Much respect for her work. Also much respect to your work @sandy …
Good job, Mona! (even if you don’t need a pat on the back for being humane)
It reminds me of the time I went to a store, on the eve of Eid Al-Adha, and a woman was shyly asking for some money. The way another customer had yelled at her riveted her and myself in our spots! That was one more reason I had to distance myself from my society. When you think El Baraka Bank claims to help the needy …
he should be put on the street 4 a week without his wallet or any money n see how long it takes him 2 ask 4 some change
I have always thought well of you, but learning this has made me think _very_ well of you.
So many people see homeless, and I guess they see some kind of alien; they lack empathy for others.
I applaud you for what you do.
If people think that it’s so easy to live off the govt, they should try sometimes. I was voluntarily w/o a permanent home (bicycle trip), unemployed for a year (the fast foods don’t always hire you right away), and I failed to get one welfare b/c I was too wealthy (despite lack of work).
Having a job is soooo much better than any amount of hand-outs.
When I took bicycle trip, people gave to me freely w/o treating me like I was a scammer, and I wanna return the favor.
You are wonderful.
Once someone still looked young beg us for money, a friend of mine gave him some money, another friend of mine complained, “You shouldn’t do that. It made him more lazy”. My friend who had given the beggar money said, “If I didn’t give him money, he would steal or even rob people. It’s more dangerous. So it’s lesser of 2 evils. I choose the less”.
I think that’s quite logic.
Since I started working downtown this is something I have wrestled with. You and I likely see many of the same homeless people every day. I guess I’ve been ‘conditioned’ not to offer money as so many might be using the money for drugs, alcohol, and money just encourages that, but what else can I do? Offer food? Then I have to make food, but what if someone is allergic to something? Plus, I’d rather give something healthy. And what about the guy I saw near the market the other day who held a sign saying he was dying from cancer and could not afford treatment? What can I do for him?
I’m going to figure it out…I’ll let you know when I do.
@Erica
I know.. I see all kinds of people. I forget what each person’s potential problem is and just do what I can. It’s making someone’s day and bringing a bit of a smile and hope in someone’s face is always a first step.
At this point, I am to beg people for money on the street.
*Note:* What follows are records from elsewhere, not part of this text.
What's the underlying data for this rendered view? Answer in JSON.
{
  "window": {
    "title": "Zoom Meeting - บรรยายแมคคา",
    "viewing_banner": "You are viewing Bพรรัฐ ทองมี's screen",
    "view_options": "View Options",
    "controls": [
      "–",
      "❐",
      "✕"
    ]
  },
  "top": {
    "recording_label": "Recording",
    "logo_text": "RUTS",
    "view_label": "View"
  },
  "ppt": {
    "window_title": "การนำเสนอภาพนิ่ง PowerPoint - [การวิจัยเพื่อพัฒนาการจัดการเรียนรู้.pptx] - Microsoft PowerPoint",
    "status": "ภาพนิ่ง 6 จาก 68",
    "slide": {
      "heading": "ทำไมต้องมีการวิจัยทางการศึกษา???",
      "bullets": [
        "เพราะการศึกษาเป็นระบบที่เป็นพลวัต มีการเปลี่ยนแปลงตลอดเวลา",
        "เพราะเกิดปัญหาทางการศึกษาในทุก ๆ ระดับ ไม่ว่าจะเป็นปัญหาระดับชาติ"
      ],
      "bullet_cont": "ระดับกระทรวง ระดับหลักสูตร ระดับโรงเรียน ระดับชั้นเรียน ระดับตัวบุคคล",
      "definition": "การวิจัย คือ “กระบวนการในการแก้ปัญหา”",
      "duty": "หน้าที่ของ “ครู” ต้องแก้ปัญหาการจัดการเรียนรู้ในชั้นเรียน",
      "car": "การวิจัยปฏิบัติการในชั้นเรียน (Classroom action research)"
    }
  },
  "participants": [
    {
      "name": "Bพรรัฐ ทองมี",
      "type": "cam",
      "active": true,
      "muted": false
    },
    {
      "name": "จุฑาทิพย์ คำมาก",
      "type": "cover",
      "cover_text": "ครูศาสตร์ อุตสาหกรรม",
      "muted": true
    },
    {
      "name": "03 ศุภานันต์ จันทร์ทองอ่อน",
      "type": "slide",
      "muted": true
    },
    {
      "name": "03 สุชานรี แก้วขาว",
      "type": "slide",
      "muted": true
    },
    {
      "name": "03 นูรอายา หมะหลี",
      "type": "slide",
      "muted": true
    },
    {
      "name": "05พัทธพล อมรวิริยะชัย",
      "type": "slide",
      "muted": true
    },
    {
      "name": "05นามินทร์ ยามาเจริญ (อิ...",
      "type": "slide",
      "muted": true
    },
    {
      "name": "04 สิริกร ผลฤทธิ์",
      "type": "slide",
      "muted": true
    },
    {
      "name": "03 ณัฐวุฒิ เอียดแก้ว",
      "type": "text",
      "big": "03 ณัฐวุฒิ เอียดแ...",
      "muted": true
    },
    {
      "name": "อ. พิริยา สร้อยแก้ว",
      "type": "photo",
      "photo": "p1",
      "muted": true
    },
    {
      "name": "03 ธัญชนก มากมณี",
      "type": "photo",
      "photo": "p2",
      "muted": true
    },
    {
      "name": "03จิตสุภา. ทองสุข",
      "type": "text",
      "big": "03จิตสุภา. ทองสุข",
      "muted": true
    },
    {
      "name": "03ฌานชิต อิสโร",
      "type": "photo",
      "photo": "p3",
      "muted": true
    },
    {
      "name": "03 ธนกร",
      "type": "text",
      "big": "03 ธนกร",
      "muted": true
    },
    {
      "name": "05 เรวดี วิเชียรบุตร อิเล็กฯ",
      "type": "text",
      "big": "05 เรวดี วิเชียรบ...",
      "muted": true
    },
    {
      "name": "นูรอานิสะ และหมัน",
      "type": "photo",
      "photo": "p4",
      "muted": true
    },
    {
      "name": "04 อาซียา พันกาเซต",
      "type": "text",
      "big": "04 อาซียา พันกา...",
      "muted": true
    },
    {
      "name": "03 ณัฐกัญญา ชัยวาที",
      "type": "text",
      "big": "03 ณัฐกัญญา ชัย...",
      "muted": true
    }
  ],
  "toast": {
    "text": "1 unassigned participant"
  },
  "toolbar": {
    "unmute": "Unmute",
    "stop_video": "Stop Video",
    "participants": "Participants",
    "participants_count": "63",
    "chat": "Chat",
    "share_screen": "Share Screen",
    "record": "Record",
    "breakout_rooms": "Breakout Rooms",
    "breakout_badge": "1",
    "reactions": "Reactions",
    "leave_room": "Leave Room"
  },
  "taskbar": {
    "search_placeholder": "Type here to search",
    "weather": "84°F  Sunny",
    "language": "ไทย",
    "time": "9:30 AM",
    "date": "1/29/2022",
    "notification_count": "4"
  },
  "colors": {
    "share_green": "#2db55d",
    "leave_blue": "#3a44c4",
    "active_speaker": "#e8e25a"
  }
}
Quit my job a year ago, lost a good guy a year ago, and haven’t stepped out of the house for a year. Ah, early-late-twenties crises!
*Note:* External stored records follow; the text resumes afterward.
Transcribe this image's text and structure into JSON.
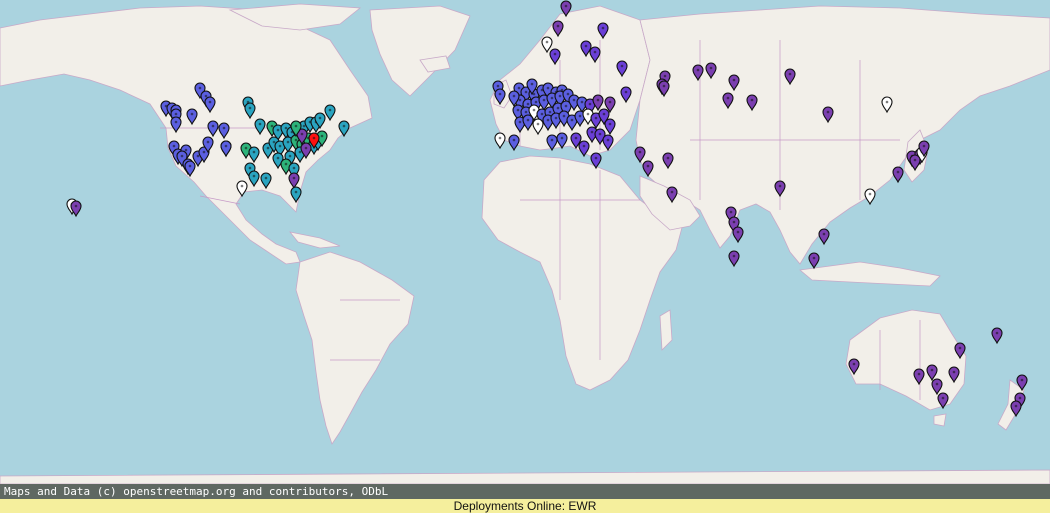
{
  "attribution": "Maps and Data (c) openstreetmap.org and contributors, ODbL",
  "status": "Deployments Online: EWR",
  "colors": {
    "ocean": "#aad3df",
    "land": "#f2efe9",
    "border": "#c79ac7",
    "attribution_bg": "#5f6862",
    "status_bg": "#f5ef9d"
  },
  "marker_colors": {
    "blue": "#5b5fe0",
    "teal": "#2aa4c0",
    "green": "#2db37a",
    "purple": "#7b3fb0",
    "violet": "#6a3fd6",
    "white": "#ffffff",
    "red": "#ff1010"
  },
  "highlighted_marker": "EWR"
}
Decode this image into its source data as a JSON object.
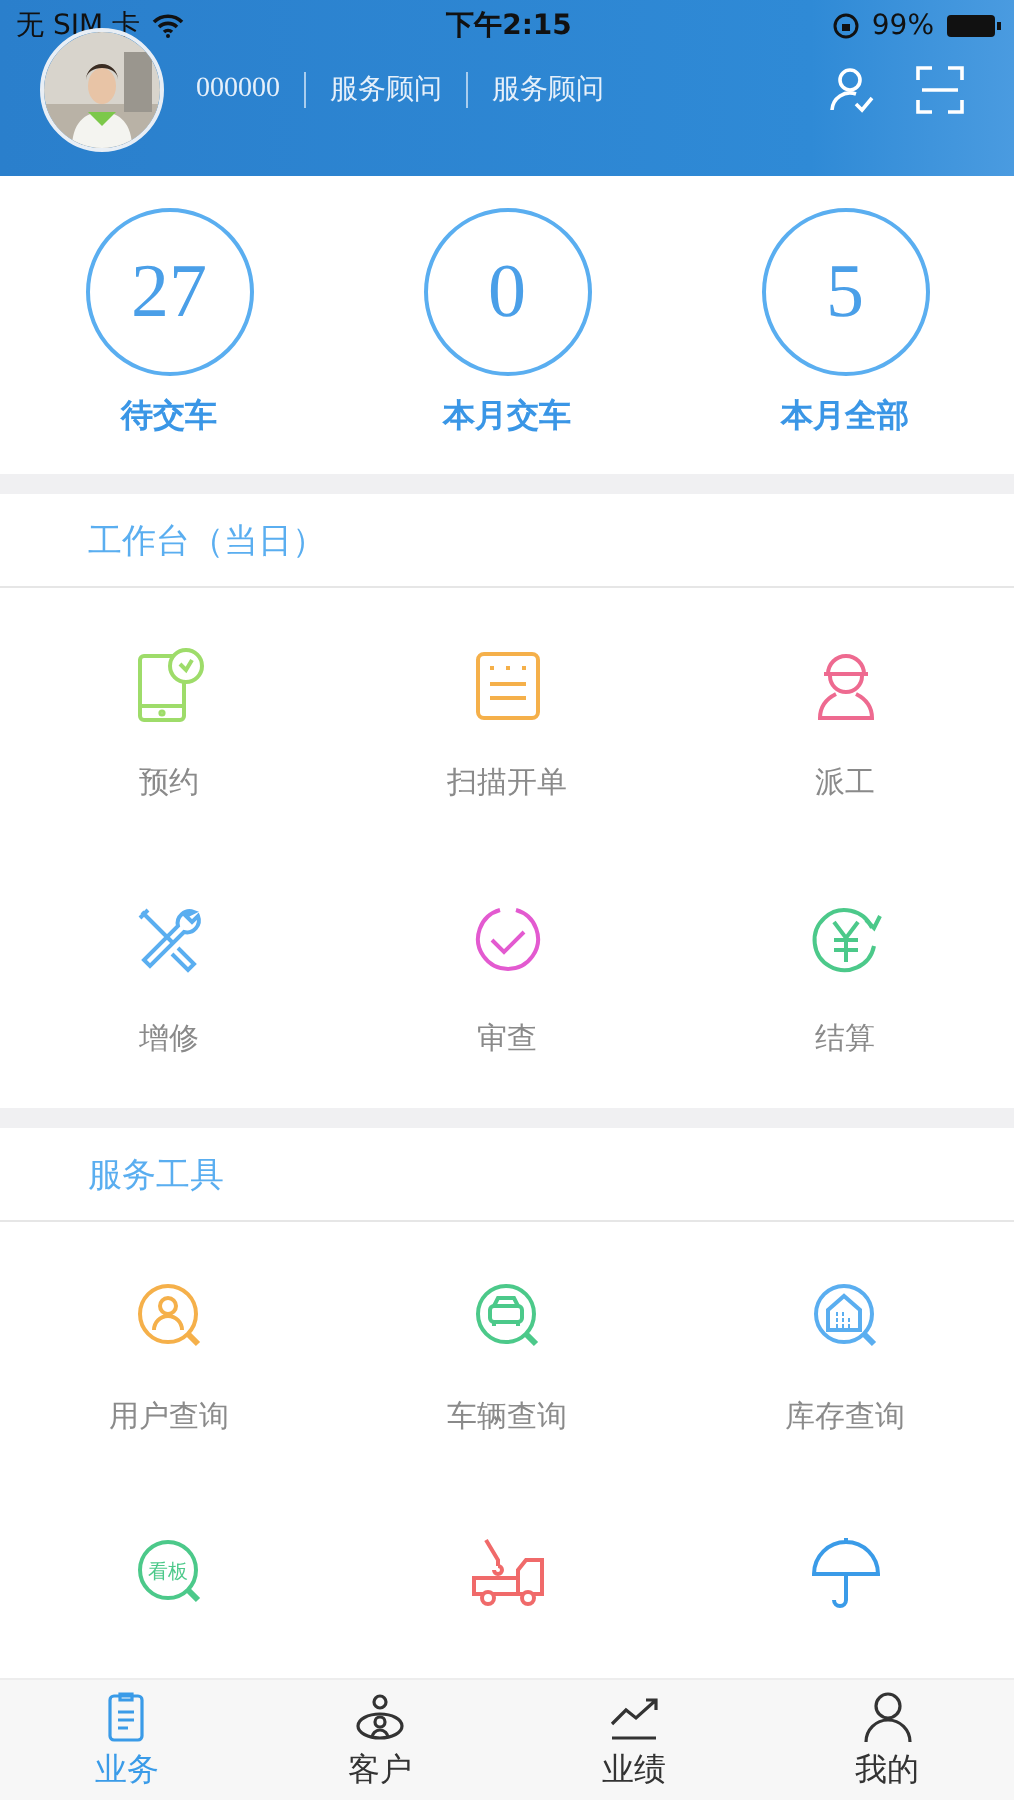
{
  "status_bar": {
    "carrier": "无 SIM 卡",
    "time": "下午2:15",
    "battery": "99%"
  },
  "header": {
    "employee_id": "000000",
    "role": "服务顾问",
    "position": "服务顾问"
  },
  "stats": [
    {
      "value": "27",
      "label": "待交车"
    },
    {
      "value": "0",
      "label": "本月交车"
    },
    {
      "value": "5",
      "label": "本月全部"
    }
  ],
  "sections": [
    {
      "title": "工作台（当日）",
      "items": [
        {
          "kind": "phone-clock",
          "label": "预约",
          "color": "#9edc6a"
        },
        {
          "kind": "form",
          "label": "扫描开单",
          "color": "#f5b04a"
        },
        {
          "kind": "worker",
          "label": "派工",
          "color": "#ee6a90"
        },
        {
          "kind": "tools",
          "label": "增修",
          "color": "#5aaef0"
        },
        {
          "kind": "check",
          "label": "审查",
          "color": "#e35ad0"
        },
        {
          "kind": "yuan",
          "label": "结算",
          "color": "#4cc98a"
        }
      ]
    },
    {
      "title": "服务工具",
      "items": [
        {
          "kind": "user-search",
          "label": "用户查询",
          "color": "#f5b04a"
        },
        {
          "kind": "car-search",
          "label": "车辆查询",
          "color": "#4cc98a"
        },
        {
          "kind": "house-search",
          "label": "库存查询",
          "color": "#5aaef0"
        },
        {
          "kind": "board-search",
          "icon_text": "看板",
          "color": "#4cc98a"
        },
        {
          "kind": "tow-truck",
          "color": "#f06a6a"
        },
        {
          "kind": "umbrella",
          "color": "#3a9be8"
        }
      ]
    }
  ],
  "tab_bar": [
    {
      "kind": "clipboard",
      "label": "业务",
      "selected": true
    },
    {
      "kind": "customers",
      "label": "客户",
      "selected": false
    },
    {
      "kind": "trend",
      "label": "业绩",
      "selected": false
    },
    {
      "kind": "person",
      "label": "我的",
      "selected": false
    }
  ]
}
This reminds me of a similar thing I wrote earlier this year – also about begging; and the views of different people:
http://dreamlife.wordpress.com/2010/03/11/the-beg-issue/
God did not decide that there should be poor people. It is much simpler.
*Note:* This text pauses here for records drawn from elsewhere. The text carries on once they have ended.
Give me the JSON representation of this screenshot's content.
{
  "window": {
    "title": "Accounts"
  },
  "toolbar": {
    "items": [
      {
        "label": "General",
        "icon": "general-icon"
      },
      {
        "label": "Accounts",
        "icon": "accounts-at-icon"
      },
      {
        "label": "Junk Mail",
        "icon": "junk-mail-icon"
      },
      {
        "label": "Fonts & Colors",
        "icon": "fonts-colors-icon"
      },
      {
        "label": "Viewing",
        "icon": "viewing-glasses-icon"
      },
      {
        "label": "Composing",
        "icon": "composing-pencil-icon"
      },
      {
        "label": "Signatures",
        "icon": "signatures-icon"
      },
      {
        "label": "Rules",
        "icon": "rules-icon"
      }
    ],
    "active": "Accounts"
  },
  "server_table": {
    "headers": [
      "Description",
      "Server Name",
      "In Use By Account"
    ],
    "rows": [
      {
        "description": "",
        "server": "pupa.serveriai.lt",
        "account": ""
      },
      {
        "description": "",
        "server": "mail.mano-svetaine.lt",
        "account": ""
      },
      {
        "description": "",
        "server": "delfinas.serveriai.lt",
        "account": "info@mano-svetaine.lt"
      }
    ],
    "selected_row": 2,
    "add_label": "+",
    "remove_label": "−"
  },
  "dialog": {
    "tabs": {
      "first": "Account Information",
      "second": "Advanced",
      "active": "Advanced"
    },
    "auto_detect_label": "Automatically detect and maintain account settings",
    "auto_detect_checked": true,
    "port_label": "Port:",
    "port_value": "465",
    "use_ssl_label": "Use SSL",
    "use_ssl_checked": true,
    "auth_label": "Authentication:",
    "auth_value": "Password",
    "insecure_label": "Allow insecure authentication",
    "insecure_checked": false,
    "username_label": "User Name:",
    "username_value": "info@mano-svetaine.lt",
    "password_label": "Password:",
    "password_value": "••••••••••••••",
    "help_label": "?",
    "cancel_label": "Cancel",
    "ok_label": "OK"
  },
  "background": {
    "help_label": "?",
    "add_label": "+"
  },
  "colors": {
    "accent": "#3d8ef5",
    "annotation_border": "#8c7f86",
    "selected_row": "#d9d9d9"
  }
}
For every species, there is the fact that resources are finite, and demand is (usually) always bigger than supply. In nature, those who are most successful in aqcuiring resourses (food, shelter) are most succesful in procreation. Some members of the species are unsuccesful and die. We humans however, do not live naturally, and thus there are rich and succesful people without children, and many poor with lots (the reason for that is also economical, children can be breadwinners in poor countries, but costly because of education in rich countries). The drive to aqcuire resources however is unchanged. In civilized nations the unsuccesful dont die, but are supported or become beggars. Some beggars can even become succesful at it, and basically become succesful parasites.
@osama: you’re using up money that belongs to the really needy. If enough people with your attitude scam the system, social security will become too expensive and limited or even abolished.